Di morti, per fortuna, sin qui non ce ne sono stati. Le perdite patrimoniali di molti, anche di chi deteneva titoli di Stato e attività  tradizionalmente considerate a basso rischio, non si sono ancora materializzate, se non in rarissimi casi. Ben pochi hanno dovuto sin qui liquidare posizioni fortemente svalutate. Né ci sono imprese che hanno dovuto chiudere i battenti. Certo, i capitali di famiglie e imprese si sono fortemente svalutati, pericolosamente assottigliati: la Borsa italiana da inizio luglio ha perso un quarto del proprio valore, gli spread sui nostri titoli di Stato sono tornati ai livelli raggiunti prima degli acquisti massicci della Bce. Ma chi non aveva soldi investiti in titoli di stato, azioni o obbligazioni sin qui ha subito solo lievi escoriazioni.

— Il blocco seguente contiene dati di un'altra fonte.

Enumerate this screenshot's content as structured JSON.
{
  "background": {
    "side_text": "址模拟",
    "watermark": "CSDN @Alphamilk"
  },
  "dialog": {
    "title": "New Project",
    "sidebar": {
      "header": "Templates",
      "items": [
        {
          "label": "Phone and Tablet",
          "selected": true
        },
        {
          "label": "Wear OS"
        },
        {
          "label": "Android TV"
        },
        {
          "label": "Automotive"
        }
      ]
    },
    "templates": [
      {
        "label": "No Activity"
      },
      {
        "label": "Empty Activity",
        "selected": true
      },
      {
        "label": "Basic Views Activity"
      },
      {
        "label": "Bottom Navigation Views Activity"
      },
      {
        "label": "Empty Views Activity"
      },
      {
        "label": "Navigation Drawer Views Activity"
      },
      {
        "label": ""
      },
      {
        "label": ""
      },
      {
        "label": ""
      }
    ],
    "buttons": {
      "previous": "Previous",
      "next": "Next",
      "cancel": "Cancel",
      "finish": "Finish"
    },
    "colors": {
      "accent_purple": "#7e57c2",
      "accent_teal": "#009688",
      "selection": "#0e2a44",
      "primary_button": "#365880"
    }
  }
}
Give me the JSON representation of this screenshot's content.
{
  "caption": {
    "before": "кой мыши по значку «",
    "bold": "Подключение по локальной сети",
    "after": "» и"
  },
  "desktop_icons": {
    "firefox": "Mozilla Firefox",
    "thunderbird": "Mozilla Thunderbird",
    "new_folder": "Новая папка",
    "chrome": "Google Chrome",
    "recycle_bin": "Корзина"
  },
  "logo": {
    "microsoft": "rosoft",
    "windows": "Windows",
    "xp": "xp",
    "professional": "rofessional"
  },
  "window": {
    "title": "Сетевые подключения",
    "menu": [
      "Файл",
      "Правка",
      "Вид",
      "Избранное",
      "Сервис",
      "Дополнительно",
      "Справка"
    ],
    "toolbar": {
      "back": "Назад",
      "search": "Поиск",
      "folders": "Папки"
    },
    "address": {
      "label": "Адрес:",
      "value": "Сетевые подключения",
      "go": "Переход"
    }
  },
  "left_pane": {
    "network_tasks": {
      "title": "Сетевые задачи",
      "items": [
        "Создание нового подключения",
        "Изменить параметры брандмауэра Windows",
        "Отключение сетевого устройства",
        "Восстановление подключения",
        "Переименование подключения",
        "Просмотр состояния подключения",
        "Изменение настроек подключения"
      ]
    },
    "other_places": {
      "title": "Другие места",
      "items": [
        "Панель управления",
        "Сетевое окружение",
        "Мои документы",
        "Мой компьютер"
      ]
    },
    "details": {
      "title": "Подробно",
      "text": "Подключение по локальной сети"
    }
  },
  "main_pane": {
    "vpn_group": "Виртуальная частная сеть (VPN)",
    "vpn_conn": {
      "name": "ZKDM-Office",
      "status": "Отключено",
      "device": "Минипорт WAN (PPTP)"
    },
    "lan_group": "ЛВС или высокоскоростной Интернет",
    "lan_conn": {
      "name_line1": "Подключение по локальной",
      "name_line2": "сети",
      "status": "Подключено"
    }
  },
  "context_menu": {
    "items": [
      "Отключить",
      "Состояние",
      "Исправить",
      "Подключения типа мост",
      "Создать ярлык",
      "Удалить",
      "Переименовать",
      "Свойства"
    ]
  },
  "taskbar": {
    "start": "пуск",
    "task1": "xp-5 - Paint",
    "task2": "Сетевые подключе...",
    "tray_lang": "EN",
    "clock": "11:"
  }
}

Se quella che è stata sin qui una crisi estiva dovesse continuare, si trasformerebbe però in una lenta agonia di un intero Paese, con una caduta del prodotto interno lordo e una spirale di deficit e debito pubblico che si autoalimentano. Ben presto ci sarebbero i primi morti, le prime imprese che falliscono, la disoccupazione tornerebbe a salire. E poi solo di peggio, in un vortice che trascina tutto all’ingiù colpendo questa volta soprattutto i più poveri. È qualcosa che dobbiamo a tutti costi evitare perché questa volta saremmo ancora più disarmati di due anni fa. Nella grande recessione del 2008-9 le famiglie italiane hanno subito di più gli effetti della crisi delle famiglie di paesi maggiormente investiti dalla crisi. Perché abbiamo attivato molto meno che in altre nazioni strumenti di sostegno alle famiglie in difficoltà . Questo è avvenuto in parte perché gli strumenti di cui disponiamo per proteggere le famiglie da eventi avversi sono mal congegnati e faticano a raggiungere chi davvero ne ha bisogno. Ma in parte è avvenuto perché l’immenso debito pubblico che grava sulle nostre spalle ci impediva di varare alcune delle misure attivate altrove. Oggi, dobbiamo esserne consapevoli, siamo messi ancora peggio di allora. Non potremmo più permetterci neanche la Cassa Integrazione in deroga. E gli stessi ammortizzatori informali, gli aiuti forniti all’interno delle mura di casa, si sono indeboliti, dato che abbiamo famiglie, soprattutto quelle con figli, sfiancate dalla Grande Recessione, che fra questi nuclei famigliari ha fatto salire i tassi di povertà  anche del 5-6 per cento.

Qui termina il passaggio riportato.